Lorenzo Rossi picture Lorenzo Rossi · Oct 21, 2014 · Viewed 11.5k times · Source

I'd like to pull some data from a sql server with a dynamic filter. I'm using the great R package dplyr in the following way:

#Create the filter
filter_criteria = ~ column1 %in% some_vector
#Connect to the database
connection <- src_mysql(dbname <- "mydbname", 
             user <- "myusername", 
             password <- "mypwd", 
             host <- "myhost") 
#Get data
data <- connection %>%
 tbl("mytable") %>% #Specify which table
 filter_(.dots = filter_criteria) %>% #non standard evaluation filter
 collect() #Pull data

This piece of code works fine but now I'd like to loop it somehow on all the columns of my table, thus I'd like to write the filter as:

#Dynamic filter
i <- 2 #With a loop on this i for instance
which_column <- paste0("column",i)
filter_criteria <- ~ which_column %in% some_vector

And then reapply the first code with the updated filter.

Unfortunately this approach doesn't give the expected results.
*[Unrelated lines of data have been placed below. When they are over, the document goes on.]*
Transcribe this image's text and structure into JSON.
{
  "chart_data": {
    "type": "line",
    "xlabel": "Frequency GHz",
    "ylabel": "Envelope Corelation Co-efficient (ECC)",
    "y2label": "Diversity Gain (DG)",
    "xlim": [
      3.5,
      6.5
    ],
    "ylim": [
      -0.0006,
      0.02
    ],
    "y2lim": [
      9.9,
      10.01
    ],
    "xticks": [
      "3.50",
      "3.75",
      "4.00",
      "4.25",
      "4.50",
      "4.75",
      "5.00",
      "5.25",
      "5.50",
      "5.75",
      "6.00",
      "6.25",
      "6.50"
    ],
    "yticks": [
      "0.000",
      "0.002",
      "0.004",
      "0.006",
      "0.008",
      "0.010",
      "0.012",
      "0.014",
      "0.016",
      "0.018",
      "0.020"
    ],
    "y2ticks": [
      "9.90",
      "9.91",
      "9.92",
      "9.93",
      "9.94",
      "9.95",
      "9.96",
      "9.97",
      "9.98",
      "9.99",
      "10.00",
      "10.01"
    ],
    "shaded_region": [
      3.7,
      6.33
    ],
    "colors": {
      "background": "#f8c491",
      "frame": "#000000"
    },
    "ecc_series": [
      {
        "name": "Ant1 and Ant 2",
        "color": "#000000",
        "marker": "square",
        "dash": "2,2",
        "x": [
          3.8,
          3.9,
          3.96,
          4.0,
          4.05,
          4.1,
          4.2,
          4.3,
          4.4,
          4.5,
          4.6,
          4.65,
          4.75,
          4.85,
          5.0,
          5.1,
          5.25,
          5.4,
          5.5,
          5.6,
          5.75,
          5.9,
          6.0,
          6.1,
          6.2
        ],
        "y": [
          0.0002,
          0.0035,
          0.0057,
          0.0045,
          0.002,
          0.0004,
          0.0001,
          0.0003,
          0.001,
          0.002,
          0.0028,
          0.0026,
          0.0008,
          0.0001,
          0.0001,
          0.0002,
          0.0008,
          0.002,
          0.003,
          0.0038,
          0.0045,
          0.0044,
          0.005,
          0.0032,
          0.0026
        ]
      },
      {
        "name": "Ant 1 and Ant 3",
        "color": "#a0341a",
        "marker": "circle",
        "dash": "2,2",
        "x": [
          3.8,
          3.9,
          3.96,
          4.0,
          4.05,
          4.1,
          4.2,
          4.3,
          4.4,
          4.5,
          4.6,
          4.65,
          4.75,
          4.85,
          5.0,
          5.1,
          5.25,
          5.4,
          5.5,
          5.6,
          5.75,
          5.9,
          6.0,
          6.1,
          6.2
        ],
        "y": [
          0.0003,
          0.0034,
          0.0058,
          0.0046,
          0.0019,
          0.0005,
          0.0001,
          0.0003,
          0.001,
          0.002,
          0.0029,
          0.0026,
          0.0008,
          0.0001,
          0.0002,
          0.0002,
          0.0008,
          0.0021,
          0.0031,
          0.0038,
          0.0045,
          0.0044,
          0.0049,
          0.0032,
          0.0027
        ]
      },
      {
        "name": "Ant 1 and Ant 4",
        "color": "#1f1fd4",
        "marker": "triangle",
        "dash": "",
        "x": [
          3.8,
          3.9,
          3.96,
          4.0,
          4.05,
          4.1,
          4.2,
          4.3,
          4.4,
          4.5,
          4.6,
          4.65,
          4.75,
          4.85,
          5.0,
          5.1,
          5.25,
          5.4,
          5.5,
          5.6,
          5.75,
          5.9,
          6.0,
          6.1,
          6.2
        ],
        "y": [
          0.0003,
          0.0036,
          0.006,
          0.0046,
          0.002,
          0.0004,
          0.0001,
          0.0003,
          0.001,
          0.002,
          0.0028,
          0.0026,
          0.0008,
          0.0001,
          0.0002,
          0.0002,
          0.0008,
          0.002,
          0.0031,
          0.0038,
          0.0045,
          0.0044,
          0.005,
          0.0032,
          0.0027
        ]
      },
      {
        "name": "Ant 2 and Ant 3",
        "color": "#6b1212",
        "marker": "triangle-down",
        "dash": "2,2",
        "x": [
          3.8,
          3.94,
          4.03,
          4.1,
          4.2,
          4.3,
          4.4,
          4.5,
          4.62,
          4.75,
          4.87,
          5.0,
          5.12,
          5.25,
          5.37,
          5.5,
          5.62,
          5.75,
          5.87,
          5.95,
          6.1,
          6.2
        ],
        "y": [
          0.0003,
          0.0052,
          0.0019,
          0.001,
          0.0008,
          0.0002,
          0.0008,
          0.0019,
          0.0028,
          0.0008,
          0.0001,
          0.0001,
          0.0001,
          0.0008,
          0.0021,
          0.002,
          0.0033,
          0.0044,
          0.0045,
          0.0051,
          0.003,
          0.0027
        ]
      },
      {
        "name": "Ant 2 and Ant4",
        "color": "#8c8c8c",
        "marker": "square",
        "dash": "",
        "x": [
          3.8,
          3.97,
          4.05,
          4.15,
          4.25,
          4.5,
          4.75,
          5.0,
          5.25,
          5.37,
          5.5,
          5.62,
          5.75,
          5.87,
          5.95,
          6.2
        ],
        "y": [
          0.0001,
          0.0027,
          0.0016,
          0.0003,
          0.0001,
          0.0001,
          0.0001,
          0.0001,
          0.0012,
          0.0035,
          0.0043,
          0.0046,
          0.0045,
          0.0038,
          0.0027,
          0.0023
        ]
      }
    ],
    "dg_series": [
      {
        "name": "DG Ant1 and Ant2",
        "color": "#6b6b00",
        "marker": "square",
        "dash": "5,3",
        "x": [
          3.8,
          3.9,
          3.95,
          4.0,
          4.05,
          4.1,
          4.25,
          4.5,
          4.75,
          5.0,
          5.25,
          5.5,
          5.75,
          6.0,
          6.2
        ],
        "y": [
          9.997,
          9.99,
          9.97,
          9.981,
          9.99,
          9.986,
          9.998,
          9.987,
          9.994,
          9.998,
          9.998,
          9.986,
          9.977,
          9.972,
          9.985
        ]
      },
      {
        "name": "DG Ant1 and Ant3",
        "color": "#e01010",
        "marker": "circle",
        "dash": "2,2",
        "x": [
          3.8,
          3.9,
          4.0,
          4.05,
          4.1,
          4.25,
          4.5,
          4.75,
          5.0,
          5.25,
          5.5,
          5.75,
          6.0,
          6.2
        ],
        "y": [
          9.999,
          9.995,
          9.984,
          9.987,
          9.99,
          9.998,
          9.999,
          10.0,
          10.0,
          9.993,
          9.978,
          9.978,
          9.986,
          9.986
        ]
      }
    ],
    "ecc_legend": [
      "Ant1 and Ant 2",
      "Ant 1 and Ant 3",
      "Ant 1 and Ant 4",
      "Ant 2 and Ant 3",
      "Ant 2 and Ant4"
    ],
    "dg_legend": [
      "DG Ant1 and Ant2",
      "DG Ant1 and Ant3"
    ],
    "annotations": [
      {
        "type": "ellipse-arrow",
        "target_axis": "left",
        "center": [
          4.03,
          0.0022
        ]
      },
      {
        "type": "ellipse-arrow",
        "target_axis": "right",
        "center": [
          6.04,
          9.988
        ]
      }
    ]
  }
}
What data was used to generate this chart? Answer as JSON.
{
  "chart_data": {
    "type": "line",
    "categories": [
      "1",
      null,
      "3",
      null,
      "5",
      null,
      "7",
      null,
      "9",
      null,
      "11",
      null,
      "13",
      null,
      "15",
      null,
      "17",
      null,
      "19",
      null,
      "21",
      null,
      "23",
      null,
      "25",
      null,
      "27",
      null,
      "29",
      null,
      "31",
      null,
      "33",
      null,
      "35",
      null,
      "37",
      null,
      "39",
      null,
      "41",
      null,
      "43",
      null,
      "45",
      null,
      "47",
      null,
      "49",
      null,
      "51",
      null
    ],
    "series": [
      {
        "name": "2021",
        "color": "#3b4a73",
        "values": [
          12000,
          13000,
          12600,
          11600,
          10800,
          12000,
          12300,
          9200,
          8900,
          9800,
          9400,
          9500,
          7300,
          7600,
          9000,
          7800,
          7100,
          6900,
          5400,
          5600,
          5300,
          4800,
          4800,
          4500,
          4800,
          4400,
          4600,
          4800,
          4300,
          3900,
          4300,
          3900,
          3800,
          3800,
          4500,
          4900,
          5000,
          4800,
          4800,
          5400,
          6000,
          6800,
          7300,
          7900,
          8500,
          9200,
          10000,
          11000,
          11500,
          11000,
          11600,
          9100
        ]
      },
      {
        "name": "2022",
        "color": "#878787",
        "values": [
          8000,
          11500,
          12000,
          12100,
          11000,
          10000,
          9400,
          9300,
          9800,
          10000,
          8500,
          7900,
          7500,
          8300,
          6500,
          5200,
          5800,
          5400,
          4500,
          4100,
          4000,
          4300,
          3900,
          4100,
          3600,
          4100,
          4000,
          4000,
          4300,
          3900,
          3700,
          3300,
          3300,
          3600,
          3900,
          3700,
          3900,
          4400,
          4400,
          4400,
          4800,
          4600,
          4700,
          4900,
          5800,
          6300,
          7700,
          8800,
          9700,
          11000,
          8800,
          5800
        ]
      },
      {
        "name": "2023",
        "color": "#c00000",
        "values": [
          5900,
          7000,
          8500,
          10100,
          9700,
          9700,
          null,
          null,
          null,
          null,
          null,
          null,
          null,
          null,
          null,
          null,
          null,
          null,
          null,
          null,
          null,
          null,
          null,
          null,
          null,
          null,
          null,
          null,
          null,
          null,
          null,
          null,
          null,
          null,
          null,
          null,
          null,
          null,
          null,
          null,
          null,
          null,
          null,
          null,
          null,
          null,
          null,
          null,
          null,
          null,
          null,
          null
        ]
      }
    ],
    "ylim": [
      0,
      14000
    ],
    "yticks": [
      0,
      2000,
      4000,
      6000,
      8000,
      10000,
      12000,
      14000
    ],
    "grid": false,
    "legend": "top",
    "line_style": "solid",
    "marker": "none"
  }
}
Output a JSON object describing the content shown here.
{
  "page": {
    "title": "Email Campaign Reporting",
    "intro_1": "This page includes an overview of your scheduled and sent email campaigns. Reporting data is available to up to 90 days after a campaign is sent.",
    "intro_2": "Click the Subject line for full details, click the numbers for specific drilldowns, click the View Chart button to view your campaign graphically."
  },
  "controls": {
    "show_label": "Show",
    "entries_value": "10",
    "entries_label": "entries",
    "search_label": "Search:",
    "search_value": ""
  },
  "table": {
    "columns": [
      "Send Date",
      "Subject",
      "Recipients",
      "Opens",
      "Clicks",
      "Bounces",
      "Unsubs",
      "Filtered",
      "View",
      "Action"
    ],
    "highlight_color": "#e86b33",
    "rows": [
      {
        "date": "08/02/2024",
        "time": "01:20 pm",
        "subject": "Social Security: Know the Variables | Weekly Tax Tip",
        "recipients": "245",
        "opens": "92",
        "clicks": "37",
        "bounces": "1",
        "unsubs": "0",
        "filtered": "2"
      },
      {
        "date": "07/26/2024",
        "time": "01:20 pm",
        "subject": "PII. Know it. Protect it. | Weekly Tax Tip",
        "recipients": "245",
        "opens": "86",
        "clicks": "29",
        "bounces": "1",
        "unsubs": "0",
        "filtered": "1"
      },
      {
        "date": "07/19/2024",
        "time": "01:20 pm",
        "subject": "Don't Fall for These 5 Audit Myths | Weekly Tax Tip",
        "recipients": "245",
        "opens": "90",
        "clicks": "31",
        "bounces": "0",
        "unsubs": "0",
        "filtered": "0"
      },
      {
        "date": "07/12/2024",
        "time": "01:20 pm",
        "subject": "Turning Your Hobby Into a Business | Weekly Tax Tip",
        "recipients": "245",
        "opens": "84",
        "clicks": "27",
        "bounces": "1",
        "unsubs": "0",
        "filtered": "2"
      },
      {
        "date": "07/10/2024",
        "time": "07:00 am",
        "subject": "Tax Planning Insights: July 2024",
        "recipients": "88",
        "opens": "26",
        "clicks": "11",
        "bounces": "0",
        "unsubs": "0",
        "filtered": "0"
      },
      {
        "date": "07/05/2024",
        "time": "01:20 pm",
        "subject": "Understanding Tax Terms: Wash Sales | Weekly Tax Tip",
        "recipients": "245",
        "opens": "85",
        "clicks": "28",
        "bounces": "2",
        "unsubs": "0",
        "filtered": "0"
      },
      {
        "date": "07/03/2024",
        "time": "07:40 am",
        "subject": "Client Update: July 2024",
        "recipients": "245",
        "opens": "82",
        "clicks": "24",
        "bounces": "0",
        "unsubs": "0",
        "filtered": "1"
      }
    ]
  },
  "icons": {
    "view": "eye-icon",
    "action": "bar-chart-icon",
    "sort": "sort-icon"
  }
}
In fact it does not give any error but doesn't even pull any result into R. In particular, I looked a bit into the SQL query generated by the two pieces of code and there is one important difference.

While the first, working, code generates a query of the form:

SELECT ... FROM ... WHERE 
`column1` IN ....

(` sign in the column name), the second one generates a query of the form:

SELECT ... FROM ... WHERE 
'column1' IN ....

(' sign in the column name)

Does anyone have any suggestion on how to formulate the filtering condition to make it work?

Answer

Matthew picture Matthew · Oct 22, 2014

It's not really related to SQL. This example in R does not work either:

df <- data.frame(
     v1 = sample(5, 10, replace = TRUE),
     v2 = sample(5,10, replace = TRUE)
)
df %>% filter_(~ "v1" == 1)

It does not work because you need to pass to filter_ the expression ~ v1 == 1 — not the expression ~ "v1" == 1.

To solve the problem, simply use the quoting operator quo and the dequoting operator !!

library(dplyr)
which_column = quot(v1)
df %>% filter(!!which_column == 1)